Advenant la levée des restrictions de voyage, certains demandeurs pourraient se sentir pressés de venir au Canada immédiatement alors que la date d'expiration de leur confirmation de résidence approche. Ne voulant pas s’exposer aux risques associés au voyagement en temps de pandémie, il est de leur droit d’attendre que la situation sanitaire mondiale se stabilise avant de venir au Canada. Nous soumettons qu’une directive unique visant à prolonger la validité des CDRP permettra de mettre fin à cette incertitude tout en évitant d’ajouter à la tâche des agents d’immigration dans le futur. Nous croyons que cette prolongation devrait pouvoir se faire sans qu’il soit nécessaire de refaire les examens médicaux ou les vérifications d’antécédents judiciaires s’ils venaient à échéance dans l’intervalle. D’une part, il est vraisemblable que la situation des demandeurs ne changera pas quant à leur situation de santé ou leurs antécédents entre la date d’expiration initiale de leur CDRP et la date de leur arrivée ici ensuite.

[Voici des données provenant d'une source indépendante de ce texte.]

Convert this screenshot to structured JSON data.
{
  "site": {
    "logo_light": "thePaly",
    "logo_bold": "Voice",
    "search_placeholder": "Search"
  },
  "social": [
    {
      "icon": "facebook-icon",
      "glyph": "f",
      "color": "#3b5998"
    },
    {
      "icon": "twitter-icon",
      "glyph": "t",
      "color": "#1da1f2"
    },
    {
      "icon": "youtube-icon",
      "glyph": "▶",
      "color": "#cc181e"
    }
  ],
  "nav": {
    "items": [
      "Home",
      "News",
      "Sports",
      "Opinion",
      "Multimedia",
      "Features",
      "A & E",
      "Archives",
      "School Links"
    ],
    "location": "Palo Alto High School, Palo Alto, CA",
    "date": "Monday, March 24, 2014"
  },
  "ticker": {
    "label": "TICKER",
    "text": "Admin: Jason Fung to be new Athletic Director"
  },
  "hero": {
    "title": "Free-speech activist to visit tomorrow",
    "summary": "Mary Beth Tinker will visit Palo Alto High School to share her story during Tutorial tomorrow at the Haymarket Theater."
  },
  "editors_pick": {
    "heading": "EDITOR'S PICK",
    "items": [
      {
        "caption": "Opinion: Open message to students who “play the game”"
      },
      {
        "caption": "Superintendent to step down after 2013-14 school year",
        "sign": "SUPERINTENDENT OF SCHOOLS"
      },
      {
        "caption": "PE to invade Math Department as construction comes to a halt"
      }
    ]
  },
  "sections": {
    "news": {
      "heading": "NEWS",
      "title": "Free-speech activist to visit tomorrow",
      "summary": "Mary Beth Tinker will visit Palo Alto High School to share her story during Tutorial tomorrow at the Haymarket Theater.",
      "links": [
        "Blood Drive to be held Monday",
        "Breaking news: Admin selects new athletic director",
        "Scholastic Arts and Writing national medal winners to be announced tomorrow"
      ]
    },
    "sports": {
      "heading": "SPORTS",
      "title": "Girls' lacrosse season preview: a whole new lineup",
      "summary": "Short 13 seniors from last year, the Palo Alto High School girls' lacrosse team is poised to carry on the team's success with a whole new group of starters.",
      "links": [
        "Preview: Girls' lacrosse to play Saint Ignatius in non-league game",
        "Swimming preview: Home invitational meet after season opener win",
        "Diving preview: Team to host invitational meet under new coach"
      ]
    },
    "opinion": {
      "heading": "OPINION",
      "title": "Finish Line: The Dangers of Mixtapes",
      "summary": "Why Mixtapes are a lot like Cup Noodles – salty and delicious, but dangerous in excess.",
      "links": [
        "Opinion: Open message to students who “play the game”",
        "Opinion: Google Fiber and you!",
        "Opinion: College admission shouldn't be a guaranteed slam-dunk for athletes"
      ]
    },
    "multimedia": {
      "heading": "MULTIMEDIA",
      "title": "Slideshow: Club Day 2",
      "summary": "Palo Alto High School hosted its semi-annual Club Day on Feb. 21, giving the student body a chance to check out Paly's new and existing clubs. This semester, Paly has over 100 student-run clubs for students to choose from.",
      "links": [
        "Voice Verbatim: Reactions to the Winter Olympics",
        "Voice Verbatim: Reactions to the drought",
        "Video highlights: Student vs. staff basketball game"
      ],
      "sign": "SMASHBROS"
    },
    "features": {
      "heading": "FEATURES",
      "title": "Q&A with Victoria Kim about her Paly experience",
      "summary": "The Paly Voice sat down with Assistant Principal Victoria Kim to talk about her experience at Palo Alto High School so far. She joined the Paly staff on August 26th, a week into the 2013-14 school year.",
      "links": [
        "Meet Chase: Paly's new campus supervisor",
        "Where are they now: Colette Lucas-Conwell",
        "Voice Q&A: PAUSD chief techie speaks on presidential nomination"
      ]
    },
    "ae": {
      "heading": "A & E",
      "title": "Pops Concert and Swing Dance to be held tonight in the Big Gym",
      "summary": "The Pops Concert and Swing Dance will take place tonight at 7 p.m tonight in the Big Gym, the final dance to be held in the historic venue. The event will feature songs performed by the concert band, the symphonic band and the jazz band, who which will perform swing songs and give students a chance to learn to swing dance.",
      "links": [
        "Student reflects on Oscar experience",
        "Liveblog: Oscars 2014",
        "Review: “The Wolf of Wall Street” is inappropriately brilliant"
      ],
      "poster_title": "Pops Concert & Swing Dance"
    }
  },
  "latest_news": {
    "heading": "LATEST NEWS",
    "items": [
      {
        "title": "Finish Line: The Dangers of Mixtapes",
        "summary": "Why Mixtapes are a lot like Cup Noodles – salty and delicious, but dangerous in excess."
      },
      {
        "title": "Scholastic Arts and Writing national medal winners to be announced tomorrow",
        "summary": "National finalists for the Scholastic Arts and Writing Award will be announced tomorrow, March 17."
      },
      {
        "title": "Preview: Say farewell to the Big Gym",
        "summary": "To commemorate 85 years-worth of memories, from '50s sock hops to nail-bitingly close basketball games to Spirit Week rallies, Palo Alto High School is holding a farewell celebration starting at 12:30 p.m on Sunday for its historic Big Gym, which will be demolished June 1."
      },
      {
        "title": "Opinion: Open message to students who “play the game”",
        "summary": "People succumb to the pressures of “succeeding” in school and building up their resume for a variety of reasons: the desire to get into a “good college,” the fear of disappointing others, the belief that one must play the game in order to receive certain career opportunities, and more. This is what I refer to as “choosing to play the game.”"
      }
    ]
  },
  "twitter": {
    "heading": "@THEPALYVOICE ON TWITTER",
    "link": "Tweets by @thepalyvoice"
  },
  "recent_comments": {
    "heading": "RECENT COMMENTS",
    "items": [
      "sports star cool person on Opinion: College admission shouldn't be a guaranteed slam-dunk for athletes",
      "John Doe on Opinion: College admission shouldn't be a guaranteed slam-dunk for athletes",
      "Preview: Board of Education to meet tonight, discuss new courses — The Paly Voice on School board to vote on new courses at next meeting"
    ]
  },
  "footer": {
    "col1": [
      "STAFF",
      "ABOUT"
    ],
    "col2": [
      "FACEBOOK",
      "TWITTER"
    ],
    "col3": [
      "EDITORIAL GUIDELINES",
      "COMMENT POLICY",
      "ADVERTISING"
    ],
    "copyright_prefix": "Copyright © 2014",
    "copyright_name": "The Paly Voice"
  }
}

D’autre part, il serait pour le moins questionnable que des suites de l’écoulement du temps dans un contexte de crise sanitaire qui est hors de leur contrôle, on refuse finalement à des détenteurs de CDRP une résidence permanente qui leur était autrement à peu de chose près acquise au moment d’initialement émettre la CDRP.
Finalement, nous nous permettons de soulever l’incongruité de certaines décisions du gouvernement: alors que dans les faits, les détenteurs de CDRP ne voyagent pas autant qu’ils déménagent et souhaitent le faire en tout respect des règles sanitaires, le gouvernement s’obstine à ne pas interdire les voyages non essentiels. Nous vous soumettons que cette situation envoie un mauvais message aux immigrants.
Je me permets d’espérer, monsieur le ministre, que la présente saura trouver chez vous une oreille attentive et vous prie d’agréer mes salutations les meilleures.